По имеющимся в Прокуратуре Союза СССР данным, работы по созданию "искусственной крови" на основе перфторуглеродов в Институте не прерывались и проводятся в соответствии с рекомендациями Бюро отделения биохимии, биофизики и химии физиологически активных соединений АН СССР в рамках Всесоюзной научной программы. О ходе этих работ, их актуальности и современном состоянии можно получить компетентную информацию в соответствующих подразделениях Академии наук и Министерства здравоохранения СССР».

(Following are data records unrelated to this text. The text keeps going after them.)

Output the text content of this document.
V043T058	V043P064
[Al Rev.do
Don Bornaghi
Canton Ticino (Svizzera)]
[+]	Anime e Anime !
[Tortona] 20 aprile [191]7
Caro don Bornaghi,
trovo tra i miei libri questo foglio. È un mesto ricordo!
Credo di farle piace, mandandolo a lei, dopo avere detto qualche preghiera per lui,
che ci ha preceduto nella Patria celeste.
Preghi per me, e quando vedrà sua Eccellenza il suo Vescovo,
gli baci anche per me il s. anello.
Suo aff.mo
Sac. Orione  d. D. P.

А в Министерстве здравоохранения нам ответили так:
"Министерство здравоохранения СССР сообщает, что в настоящее время Прокуратурой СССР ведется следствие по факту проведения клинических испытаний препарата — переносчика кислорода на основе перфторуглеродов, без разрешения на то Фармакологического комитета. Эти вопросы находятся в ведении Прокуратуры СССР. Минздрав СССР не получает информации о ходе следствия до его завершения".
Оба ответа пришли в июне этого года. И они не внушают оптимизма. Очень похоже, что перспективная и очень нужная научная работа оказалась в замкнутом круге.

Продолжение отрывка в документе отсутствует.